Vendredi soir, la salle Fabry du Whalll vibrait d’une belle énergie, prête à accueillir le concert de Besac-Arthur pour la sortie de son nouvel album, À l’intérieur. Le public, affluait dans la salle, impatient de découvrir les nouvelles sonorités de cet artiste qui ne cesse de repousser les limites de sa créativité.
Dès les premières notes, il était clair que Besac-Arthur avait préparé une expérience immersive. Accompagné sur scène par le griot du Burkina Faso Zouratié Koné, qui est reconnu comme un maître du djembe, du dumdum, du tama (talking drum), du longa, de la kora, du ngoni et du balafonil, il a su bien vite créer une atmosphère unique, mêlant habilement les influences africaines et les sonorités contemporaines.
Le griot, véritable virtuose, jonglait avec plusieurs instruments traditionnels, dont la kora, une harpe africaine à la sonorité envoûtante. Ensemble, ils ont tissé une toile sonore riche et complexe, où chaque note semblait raconter une histoire.
L’album À l’intérieur se dévoile comme un voyage introspectif, et le concert en était la parfaite illustration.
Besac-Arthur, Sébastien Haciane à la ville, a interprété plusieurs morceaux de son nouvel opus, chacun d’eux résonnant avec une jolie profondeur émotionnelle.
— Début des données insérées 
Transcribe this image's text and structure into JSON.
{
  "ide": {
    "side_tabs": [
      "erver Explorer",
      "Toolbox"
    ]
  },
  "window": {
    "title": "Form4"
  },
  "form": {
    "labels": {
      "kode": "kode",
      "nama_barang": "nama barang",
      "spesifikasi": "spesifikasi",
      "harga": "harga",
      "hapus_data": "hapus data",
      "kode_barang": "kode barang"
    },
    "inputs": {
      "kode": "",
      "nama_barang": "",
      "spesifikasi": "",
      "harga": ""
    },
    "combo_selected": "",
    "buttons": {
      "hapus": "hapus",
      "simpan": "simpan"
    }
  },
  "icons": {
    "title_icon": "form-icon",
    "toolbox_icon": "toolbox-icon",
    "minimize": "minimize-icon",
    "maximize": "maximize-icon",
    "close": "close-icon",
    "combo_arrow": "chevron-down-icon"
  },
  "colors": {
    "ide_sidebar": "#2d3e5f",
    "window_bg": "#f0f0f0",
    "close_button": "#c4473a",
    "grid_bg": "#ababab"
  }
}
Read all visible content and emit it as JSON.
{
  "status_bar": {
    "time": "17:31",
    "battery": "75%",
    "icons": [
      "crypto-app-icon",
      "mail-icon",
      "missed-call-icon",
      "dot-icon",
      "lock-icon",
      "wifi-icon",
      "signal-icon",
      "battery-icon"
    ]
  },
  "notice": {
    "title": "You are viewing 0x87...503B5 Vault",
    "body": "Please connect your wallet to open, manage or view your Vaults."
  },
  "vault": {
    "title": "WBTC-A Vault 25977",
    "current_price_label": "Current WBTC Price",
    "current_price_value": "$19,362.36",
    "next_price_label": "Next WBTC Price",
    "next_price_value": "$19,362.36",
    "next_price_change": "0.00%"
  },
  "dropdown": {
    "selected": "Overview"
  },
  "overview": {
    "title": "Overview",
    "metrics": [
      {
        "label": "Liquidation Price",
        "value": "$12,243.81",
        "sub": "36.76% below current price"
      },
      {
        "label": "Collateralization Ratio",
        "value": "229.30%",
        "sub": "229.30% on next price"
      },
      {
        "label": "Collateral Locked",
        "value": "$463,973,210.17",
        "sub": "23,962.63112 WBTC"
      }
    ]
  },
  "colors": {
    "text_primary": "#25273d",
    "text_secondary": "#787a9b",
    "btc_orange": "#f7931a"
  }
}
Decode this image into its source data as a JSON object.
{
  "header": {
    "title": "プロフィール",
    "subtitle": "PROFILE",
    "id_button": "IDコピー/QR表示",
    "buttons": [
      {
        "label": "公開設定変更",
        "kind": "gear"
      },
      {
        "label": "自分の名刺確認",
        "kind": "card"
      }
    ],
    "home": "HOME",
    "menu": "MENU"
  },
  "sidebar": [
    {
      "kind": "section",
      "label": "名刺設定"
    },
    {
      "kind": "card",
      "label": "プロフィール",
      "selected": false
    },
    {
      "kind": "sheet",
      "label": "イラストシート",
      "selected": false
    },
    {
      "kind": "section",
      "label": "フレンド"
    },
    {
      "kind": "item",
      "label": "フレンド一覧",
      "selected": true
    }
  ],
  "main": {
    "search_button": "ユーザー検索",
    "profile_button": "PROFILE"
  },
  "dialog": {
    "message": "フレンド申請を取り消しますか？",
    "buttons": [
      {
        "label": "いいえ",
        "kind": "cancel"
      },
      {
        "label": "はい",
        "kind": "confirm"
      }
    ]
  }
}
Pour n’en citer que quelques uns, nous avons eu droit à Un Monde, Au Bout des doigts, A l’intérieur, l’excellent Légitime Défense, Il y a, Humans, Je perds le Nord, Des Rois ou Revoir l’Océan qui clôtura le show en beauté.
Sa voix, à la fois douce et puissante, portait des paroles chargées de sens, évoquant des thèmes universels tels que l’amour, la quête d’identité et la résilience. Les arrangements musicaux, savamment orchestrés, mettaient en valeur la fusion des cultures, créant un dialogue entre les rythmes africains et les influences modernes, américaines et européennes.
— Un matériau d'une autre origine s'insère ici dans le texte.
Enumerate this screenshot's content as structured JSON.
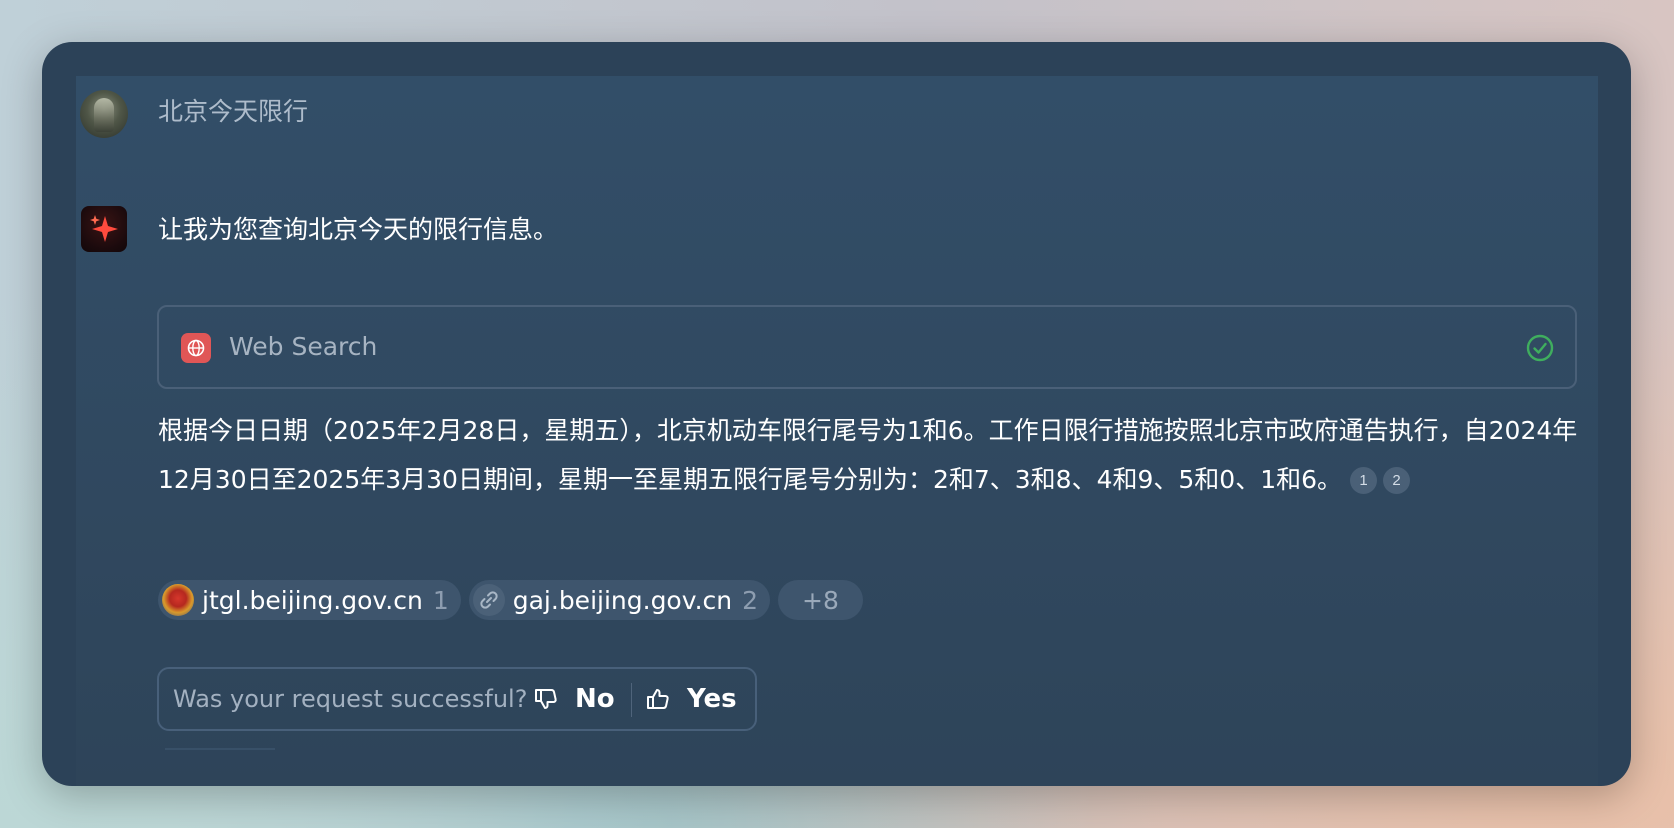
{
  "conversation": {
    "user_message": "北京今天限行",
    "assistant_intro": "让我为您查询北京今天的限行信息。",
    "tool": {
      "name": "Web Search",
      "icon": "globe-icon",
      "status_icon": "check-circle-icon",
      "status_color": "#3fae5e"
    },
    "answer_text": "根据今日日期（2025年2月28日，星期五），北京机动车限行尾号为1和6。工作日限行措施按照北京市政府通告执行，自2024年12月30日至2025年3月30日期间，星期一至星期五限行尾号分别为：2和7、3和8、4和9、5和0、1和6。",
    "citations": [
      "1",
      "2"
    ],
    "sources": [
      {
        "domain": "jtgl.beijing.gov.cn",
        "count": "1",
        "icon": "police-emblem-icon"
      },
      {
        "domain": "gaj.beijing.gov.cn",
        "count": "2",
        "icon": "link-icon"
      }
    ],
    "more_sources": "+8"
  },
  "feedback": {
    "question": "Was your request successful?",
    "no_label": "No",
    "yes_label": "Yes"
  },
  "colors": {
    "window_bg": "#2c4258",
    "panel_bg": "#324e68",
    "tool_icon_bg": "#e05656",
    "chip_bg": "#3e556d"
  }
}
Le public, séduit, a rapidement été entraîné dans cette aventure musicale.
Les applaudissements et quelques cris d’encouragement fusaient à chaque morceau, témoignant d’une belle adhésion des spectateurs.
L’artiste possède une réelle présence charismatique, et sait comment capter l’attention de son audience, alternant les moments de douceur et même des courtes lectures un petit carnet à la main, et des passages plus énergiques, où la kora du griot prenait le devant de la scène, transportant chacun vers des horizons lointains.
Il faut souligner une fois encore le côté convivial et la très bonne acoustique de la salle Fabry, un endroit très agréable pour découvrir des artistes dans d’excellentes conditions d’écoute.
En conclusion, le concert de Besac-Arthur au Whalll a été bien plus que le simple lancement de son album ; c’était une célébration de la musique comme vecteur d’émotions et de partage.
À l’intérieur s’affirme comme un projet audacieux et différent d’un homme globe-trotter pour qui les voyages sont une grande partie de sa vie, et sujets à de belles rencontres. Ce concert a su en capturer toute l’essence.
Besac-Arthur sera assurément un artiste à suivre de près dans les années à venir.